President Trump’s pro-fossil fuel policies should be a “bridge” to cleaner, more advanced energy technologies to meet future energy demand at home and abroad, former military leaders recommended in a new report issued Tuesday.
The CNA Military Advisory Board report, called Advanced Energy and U.S. National Security, wants the Trump administration to see America’s vast oil, natural gas and coal resources as not an end in themselves but as a starting point toward achieving the next generation of energy technologies.
“The U.S. has a choice: Will we be bystanders in the transformation, or do we participate and steer the process to our economic and security advantage?” the dozens of former admirals and generals who contributed to the report asked in its summary.
They say the choice the nation makes is a matter of national security for decades to come.
“Should America embrace and accelerate the use of advanced energy sources, it can open new markets for a wide range of goods and services, promote prosperity in emerging economies, and establish new energy tethers and political influence,” the summary read.
In addition, reducing global pressure on traditional energy supplies, especially crude oil and coal, eases the potential for future conflict, and, “as history shows, the military that first embraces the improvements inherent in a new technology can gain advantage,” the report said.
Therefore, advanced energy is a “national security priority,” the military leaders made clear. The report is meant to be a guide for the Trump administration, Congress, and state and local governments on the national security impact of transitioning to cleaner, more advanced energy systems.
“President Trump’s commitment to ‘promote clean and safe development of our nation’s vast energy resources,’ his acknowledgment that ‘the prudent development of these natural resources is essential to ensuring the nation’s geopolitical security,’ and his recognition that it is ‘in the national interest to ensure that the nation’s electricity is affordable, reliable, safe, secure and clean, and that it can be produced from coal, natural gas, nuclear material, flowing water, and other domestic sources, including renewable sources’ provides opportunity for today’s emerging advanced energy technologies to play a critical role in meeting these goals,” the report stated.
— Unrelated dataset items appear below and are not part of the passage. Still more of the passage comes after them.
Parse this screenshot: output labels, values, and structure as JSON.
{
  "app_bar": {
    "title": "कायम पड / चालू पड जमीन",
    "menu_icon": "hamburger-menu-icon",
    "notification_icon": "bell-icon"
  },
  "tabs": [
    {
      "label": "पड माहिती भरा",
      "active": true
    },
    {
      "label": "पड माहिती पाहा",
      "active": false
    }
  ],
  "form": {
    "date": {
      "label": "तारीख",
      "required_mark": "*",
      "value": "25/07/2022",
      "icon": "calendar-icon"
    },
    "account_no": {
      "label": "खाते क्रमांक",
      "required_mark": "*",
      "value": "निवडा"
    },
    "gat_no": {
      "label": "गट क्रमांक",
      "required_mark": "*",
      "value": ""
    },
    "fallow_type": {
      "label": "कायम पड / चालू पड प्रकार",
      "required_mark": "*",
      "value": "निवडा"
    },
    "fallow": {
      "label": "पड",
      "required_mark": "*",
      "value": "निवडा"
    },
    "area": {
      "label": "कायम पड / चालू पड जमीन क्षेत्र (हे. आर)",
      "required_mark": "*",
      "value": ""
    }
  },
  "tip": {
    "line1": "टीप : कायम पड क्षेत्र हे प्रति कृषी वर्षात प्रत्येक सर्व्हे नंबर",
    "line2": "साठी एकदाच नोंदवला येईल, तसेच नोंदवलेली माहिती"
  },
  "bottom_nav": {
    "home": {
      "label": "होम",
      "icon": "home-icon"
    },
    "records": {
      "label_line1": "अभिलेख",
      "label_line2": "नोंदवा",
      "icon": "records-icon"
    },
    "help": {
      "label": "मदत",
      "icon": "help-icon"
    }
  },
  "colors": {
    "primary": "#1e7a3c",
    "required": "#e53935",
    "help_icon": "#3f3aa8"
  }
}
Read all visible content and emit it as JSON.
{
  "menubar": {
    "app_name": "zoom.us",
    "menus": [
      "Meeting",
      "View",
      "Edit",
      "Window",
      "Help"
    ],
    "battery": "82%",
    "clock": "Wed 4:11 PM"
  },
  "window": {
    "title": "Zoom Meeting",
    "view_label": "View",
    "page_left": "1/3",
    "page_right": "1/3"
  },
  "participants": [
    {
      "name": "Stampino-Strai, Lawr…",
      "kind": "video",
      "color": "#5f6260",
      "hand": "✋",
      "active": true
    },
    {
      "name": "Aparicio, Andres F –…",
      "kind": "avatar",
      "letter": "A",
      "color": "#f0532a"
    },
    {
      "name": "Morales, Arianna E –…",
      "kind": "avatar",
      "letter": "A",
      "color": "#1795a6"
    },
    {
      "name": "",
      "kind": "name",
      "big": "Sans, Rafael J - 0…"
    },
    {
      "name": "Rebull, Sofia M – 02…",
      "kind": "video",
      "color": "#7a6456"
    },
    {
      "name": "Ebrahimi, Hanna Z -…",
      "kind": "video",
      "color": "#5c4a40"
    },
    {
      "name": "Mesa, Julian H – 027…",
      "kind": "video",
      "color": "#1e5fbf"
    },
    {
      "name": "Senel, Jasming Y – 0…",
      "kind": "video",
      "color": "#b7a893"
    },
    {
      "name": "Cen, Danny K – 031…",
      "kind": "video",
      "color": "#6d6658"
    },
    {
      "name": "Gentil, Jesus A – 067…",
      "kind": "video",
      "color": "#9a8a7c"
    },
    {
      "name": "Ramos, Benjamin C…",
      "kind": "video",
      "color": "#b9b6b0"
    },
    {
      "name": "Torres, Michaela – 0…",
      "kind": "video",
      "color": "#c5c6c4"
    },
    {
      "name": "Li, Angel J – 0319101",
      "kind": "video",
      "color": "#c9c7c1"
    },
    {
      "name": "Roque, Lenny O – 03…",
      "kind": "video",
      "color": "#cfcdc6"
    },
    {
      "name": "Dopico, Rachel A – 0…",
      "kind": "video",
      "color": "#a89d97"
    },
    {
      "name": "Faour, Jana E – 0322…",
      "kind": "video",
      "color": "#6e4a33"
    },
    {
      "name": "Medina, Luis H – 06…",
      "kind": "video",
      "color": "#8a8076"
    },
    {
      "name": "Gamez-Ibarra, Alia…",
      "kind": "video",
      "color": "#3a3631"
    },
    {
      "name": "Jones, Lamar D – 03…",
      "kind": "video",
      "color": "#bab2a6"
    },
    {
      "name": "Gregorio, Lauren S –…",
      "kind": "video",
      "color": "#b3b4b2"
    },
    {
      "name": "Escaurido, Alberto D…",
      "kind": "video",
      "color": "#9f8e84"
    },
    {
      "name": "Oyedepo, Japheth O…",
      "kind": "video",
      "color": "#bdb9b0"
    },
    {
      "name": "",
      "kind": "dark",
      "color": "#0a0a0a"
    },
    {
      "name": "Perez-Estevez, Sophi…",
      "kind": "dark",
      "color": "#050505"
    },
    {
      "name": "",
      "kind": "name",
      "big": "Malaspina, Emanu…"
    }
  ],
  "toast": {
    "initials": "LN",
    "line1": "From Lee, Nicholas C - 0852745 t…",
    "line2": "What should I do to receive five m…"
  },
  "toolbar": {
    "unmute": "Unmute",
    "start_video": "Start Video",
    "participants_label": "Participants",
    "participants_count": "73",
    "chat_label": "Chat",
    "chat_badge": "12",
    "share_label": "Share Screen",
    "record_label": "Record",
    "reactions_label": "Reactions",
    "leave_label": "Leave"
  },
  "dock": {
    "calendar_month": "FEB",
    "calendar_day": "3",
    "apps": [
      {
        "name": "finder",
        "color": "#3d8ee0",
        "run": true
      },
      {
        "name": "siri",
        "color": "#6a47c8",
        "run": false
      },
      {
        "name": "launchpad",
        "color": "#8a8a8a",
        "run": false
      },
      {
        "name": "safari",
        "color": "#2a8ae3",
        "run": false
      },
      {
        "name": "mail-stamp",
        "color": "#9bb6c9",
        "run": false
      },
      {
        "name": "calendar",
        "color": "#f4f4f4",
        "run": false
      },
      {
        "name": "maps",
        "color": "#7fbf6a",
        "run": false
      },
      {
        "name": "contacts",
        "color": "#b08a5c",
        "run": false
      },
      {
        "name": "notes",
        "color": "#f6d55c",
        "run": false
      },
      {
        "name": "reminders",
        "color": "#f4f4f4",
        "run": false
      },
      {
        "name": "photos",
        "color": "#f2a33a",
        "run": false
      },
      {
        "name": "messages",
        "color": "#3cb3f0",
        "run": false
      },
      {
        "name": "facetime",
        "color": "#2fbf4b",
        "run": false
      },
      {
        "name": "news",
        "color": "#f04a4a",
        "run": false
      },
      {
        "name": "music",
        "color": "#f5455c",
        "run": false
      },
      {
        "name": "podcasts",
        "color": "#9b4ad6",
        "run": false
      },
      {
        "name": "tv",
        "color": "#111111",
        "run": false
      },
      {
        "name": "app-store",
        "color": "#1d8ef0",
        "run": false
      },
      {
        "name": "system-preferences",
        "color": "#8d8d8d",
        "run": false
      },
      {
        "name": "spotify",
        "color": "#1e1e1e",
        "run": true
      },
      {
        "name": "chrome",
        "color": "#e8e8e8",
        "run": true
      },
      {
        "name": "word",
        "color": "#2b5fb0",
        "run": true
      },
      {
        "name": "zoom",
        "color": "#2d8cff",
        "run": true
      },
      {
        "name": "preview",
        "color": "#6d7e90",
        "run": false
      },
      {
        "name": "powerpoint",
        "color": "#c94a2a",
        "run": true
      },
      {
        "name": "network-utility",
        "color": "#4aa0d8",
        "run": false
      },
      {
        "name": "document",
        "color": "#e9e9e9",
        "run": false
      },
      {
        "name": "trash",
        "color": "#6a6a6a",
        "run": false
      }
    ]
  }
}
The recent tapping of crude oil and natural gas in shale regions through fracking “can provide a needed bridge to transition to a new advanced energy paradigm,” it read.
“The U.S. should adapt our fossil fuel resources and advanced energy innovation to help fit that bill.” In addition, a U.S. energy policy centered on fossil fuels “should not delay our planning for, development of, and investment in advanced energy systems at home and abroad,” the report said.
“The world needs clean, reliable, accessible and affordable energy, and old energy systems alone will not satisfy the world’s growing demand for energy,” it added.
Environmental Protection Agency Administrator Scott Pruitt said Friday that Trump’s decision to withdraw from the Paris climate change agreement should not be considered disengagement on clean energy development. He said as the president attempts to renegotiate the terms of the deal with the United Nations, the administration will be looking for new opportunities to sell U.S.-developed clean energy technologies.
The report does not discuss the Paris decision, but said the move ahead on advanced energy development will take “vision and strategic investment.”
It warns that China and the European Union are on “the vanguard of manufacturing, deployment and market penetration.”
“Ceding U.S. leadership here has inherent national security risk, including loss of global influence and diplomatic leverage, as well as forgone economic opportunities.”
Critics of Trump’s decision to leave the global climate pact said he is abdicating leadership on clean energy development, including the development of clean coal and carbon capture and storage technologies that coal utilities and mining companies have poured billions of dollars into over the last decade.